Informal social support networks with non-related adults are important resources for young people working through the good times and the difficulties of life. Positive connections to adult volunteers, staff and mentors result in positive outcomes for youth. But how can we measure this? I have suggestions for how to measure strong connections between youth and the caring adults in their lives, based on the benefits of positive youth-adult connections:
Similar to our expectations for friends we expect adults that care about youth to be interested in them beyond the formal connection they have through the youth program. So for example if a girl is connected to an adult because that adult is her soccer coach, that coach must be interested in the details of her life beyond soccer. The coach must be interested in the girl on a personal level, her life, family, or school work. Checking in on a young person’s day engaging in informal conversations is an important part of building a connection.
What you might measure: Can youth talk with an adult about their lives? Do youth workers talk about things other than the program, things that relate to young people’s lives?
When youth believe they are accomplishing their goals, they build self-confidence and are more willing to work toward further goals. Young people who help others are more likely to meet their own goals and build strong bonds.
What you might measure: Do youth have an opportunity to build, improve or develop skills? Do adults help them to build, improve or develop your skills?
3. They respect and encourage a young person’s point of view
Adults who are truly interested in what young people think easily connect with youth. Actively listening and considering a young person’s point of view is critical to developing the respect needed for an authentic connection.
What you might measure: “Adults respect what I have to say. Adults encourage me to voice what I think.”
4. Adults listen to and “try on” the youth perspective
Young people need to feel like their perspective is valued and that adults are willing to consider or “try on” their perspective. Youth should have a sense a voice in the relationship and feel that the adult is willing to try out their suggestions.
What you might measure: Are youth workers basing their choices on what the young person wants? How often are they based on what the adult wants?

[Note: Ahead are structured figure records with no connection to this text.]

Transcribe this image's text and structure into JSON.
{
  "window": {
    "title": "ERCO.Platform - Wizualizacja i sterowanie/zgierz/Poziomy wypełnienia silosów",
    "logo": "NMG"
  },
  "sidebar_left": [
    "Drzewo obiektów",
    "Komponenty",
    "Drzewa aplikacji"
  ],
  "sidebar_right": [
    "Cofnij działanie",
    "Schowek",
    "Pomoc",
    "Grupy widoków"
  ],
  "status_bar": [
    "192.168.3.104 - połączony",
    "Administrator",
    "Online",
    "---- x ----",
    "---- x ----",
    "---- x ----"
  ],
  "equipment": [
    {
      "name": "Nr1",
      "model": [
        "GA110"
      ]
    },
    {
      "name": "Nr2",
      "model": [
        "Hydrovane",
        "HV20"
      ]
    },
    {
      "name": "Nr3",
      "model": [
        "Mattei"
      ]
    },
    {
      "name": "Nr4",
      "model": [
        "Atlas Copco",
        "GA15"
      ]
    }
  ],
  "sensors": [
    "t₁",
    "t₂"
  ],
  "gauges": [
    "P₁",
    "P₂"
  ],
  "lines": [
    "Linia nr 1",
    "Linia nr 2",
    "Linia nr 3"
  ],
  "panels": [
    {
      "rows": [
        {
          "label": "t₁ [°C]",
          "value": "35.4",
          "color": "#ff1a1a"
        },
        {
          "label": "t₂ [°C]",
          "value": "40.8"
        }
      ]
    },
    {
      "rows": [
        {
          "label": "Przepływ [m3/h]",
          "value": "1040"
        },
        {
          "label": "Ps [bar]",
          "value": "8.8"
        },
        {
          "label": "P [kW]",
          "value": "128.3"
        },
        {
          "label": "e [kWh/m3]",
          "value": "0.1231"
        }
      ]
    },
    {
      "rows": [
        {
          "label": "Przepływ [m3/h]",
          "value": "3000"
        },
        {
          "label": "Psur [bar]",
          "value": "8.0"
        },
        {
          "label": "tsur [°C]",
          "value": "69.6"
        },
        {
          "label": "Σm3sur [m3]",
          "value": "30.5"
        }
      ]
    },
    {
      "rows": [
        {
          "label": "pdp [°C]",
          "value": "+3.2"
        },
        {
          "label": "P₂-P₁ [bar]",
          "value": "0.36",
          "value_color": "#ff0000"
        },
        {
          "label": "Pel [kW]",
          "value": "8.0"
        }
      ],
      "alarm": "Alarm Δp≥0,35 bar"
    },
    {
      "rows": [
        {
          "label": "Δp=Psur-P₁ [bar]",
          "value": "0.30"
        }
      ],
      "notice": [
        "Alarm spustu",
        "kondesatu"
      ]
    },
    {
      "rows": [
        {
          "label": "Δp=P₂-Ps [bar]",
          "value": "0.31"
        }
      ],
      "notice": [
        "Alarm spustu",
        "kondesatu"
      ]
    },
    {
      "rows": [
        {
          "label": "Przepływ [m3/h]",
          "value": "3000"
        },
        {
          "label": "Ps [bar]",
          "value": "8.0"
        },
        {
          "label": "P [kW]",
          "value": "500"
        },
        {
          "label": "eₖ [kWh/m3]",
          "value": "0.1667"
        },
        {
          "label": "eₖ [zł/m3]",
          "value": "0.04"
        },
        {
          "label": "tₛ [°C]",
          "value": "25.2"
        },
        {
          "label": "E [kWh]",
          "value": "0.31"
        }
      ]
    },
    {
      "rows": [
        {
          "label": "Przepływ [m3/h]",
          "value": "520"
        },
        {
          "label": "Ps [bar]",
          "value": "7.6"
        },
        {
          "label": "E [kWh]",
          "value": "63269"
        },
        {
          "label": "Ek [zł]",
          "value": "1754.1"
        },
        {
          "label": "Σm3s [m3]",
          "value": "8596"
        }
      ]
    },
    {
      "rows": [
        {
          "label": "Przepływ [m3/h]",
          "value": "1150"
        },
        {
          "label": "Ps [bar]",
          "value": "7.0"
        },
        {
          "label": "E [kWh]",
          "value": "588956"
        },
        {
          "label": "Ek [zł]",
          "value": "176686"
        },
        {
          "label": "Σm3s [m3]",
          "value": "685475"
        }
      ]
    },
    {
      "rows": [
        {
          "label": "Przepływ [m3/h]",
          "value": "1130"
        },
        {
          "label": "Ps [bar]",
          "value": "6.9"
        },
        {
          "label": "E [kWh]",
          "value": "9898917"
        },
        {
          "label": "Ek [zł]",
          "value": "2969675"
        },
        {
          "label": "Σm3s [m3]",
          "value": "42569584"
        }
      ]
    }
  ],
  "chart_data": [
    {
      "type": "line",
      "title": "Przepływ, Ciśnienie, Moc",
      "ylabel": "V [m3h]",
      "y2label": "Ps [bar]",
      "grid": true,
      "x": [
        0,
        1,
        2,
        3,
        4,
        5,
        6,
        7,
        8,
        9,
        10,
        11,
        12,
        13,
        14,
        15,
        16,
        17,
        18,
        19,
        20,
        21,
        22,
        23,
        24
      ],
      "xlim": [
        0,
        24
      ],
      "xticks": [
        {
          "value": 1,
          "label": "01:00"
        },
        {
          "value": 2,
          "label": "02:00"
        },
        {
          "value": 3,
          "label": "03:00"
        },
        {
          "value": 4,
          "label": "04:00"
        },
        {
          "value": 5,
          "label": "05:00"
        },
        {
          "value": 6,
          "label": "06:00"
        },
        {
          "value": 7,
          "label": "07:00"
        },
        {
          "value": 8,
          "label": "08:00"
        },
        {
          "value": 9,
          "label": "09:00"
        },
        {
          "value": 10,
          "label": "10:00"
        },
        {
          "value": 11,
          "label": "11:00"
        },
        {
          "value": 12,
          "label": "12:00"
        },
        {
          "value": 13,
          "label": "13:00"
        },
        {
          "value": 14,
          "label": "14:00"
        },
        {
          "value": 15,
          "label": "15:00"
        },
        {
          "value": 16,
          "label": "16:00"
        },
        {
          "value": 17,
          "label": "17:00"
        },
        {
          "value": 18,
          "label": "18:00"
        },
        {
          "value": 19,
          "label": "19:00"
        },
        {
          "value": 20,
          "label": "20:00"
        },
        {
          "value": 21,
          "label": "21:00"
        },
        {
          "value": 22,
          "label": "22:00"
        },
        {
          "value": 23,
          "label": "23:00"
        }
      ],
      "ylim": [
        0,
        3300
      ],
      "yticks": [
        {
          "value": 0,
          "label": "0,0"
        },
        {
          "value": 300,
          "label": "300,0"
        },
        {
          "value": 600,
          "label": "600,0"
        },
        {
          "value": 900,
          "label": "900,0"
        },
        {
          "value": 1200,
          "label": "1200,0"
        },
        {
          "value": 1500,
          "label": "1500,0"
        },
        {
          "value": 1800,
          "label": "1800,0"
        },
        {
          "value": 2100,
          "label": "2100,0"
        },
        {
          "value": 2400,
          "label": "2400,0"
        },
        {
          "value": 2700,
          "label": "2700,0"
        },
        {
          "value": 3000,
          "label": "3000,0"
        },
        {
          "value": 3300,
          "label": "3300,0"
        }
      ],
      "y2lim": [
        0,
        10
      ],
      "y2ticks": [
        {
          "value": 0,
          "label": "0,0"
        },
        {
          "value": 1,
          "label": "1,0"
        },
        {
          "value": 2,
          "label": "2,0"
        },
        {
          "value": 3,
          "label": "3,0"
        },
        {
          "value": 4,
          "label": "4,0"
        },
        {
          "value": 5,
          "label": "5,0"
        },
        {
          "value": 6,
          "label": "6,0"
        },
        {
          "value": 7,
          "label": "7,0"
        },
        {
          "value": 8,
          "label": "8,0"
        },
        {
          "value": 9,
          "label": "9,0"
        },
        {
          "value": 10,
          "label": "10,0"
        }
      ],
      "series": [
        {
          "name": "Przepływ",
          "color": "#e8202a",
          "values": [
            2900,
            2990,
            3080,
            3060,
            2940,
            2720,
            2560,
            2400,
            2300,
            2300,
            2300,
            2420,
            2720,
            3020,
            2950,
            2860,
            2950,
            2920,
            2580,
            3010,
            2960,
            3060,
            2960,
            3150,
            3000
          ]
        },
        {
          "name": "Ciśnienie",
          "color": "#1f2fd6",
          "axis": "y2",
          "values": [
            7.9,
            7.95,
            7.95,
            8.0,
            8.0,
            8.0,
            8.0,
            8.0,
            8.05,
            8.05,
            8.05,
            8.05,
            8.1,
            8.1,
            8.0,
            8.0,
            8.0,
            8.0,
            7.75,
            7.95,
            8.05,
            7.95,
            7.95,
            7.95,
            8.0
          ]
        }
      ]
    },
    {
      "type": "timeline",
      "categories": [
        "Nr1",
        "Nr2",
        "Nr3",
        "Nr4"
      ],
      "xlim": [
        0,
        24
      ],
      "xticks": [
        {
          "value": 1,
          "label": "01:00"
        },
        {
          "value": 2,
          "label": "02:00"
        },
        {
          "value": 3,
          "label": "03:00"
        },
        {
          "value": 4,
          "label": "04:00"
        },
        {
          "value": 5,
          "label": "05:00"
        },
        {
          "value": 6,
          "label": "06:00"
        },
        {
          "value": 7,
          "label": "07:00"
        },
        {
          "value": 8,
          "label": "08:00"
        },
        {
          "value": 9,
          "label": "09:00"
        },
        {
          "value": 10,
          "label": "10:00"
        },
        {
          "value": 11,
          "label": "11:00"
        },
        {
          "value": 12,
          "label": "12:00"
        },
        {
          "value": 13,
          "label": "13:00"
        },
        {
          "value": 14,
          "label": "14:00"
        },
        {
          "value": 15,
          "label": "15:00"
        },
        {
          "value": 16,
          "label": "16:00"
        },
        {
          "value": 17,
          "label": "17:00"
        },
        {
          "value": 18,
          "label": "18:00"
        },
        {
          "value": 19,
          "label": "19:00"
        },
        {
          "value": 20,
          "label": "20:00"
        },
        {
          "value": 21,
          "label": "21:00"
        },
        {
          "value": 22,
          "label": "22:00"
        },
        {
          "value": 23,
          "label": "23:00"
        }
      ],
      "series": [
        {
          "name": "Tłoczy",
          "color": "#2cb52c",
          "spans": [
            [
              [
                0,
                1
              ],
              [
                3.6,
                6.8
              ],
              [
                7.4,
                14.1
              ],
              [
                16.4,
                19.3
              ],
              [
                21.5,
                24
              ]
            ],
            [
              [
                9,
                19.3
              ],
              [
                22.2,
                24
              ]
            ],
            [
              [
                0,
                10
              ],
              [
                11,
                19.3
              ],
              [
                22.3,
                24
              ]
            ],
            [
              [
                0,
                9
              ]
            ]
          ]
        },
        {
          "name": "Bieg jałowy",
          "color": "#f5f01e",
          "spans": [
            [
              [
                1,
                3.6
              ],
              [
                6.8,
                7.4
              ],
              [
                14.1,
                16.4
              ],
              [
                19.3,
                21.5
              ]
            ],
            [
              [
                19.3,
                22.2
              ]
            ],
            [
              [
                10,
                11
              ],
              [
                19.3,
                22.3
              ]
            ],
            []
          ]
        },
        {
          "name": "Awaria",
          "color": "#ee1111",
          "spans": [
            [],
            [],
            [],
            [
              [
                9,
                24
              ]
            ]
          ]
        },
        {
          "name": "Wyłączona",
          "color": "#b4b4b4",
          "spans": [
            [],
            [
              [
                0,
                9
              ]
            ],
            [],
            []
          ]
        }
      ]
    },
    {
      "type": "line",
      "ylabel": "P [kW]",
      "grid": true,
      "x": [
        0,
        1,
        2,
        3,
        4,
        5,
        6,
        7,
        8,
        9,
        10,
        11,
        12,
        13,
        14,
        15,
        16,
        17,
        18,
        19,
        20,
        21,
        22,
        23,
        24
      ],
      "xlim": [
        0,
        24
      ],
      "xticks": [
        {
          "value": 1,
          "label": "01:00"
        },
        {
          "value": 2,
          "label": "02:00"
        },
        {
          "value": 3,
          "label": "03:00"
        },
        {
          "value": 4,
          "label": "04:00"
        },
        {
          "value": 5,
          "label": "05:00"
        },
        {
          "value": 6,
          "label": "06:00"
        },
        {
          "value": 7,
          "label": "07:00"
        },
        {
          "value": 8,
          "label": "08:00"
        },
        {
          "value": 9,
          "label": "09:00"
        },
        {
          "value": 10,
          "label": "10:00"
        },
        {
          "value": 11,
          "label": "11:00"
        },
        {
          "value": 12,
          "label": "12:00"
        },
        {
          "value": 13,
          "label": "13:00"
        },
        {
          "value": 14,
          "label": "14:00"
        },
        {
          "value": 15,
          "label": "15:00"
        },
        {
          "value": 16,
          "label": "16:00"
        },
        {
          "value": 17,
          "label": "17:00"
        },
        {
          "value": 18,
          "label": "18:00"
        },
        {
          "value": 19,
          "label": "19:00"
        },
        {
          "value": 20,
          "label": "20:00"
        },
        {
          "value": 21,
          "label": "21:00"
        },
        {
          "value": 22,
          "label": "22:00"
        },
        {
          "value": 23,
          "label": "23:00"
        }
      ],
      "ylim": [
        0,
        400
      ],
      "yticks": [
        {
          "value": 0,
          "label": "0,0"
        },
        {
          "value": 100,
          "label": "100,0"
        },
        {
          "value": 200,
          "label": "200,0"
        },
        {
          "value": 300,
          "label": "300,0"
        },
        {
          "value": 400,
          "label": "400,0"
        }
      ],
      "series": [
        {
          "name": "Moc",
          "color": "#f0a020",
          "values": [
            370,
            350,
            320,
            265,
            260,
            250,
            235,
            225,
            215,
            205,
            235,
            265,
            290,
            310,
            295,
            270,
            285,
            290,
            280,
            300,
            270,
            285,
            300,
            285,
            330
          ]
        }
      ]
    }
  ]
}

5. They have durable and trustworthy relationships
Mentoring research has consistently shown that frequency that mentors meet with their mentees is not nearly as important as the durability of that mentorship relationship. A connection that youth can count on and trust to be there for the long-term is vital to ensuring that youth experience positive outcomes from that relationship.
What you might measure: Document the timeline of a young person’s connection to a caring adult.
What challenges have you faced in trying to measure youth-adult connections? What are the key components of your program’s relationship building between young people and adults?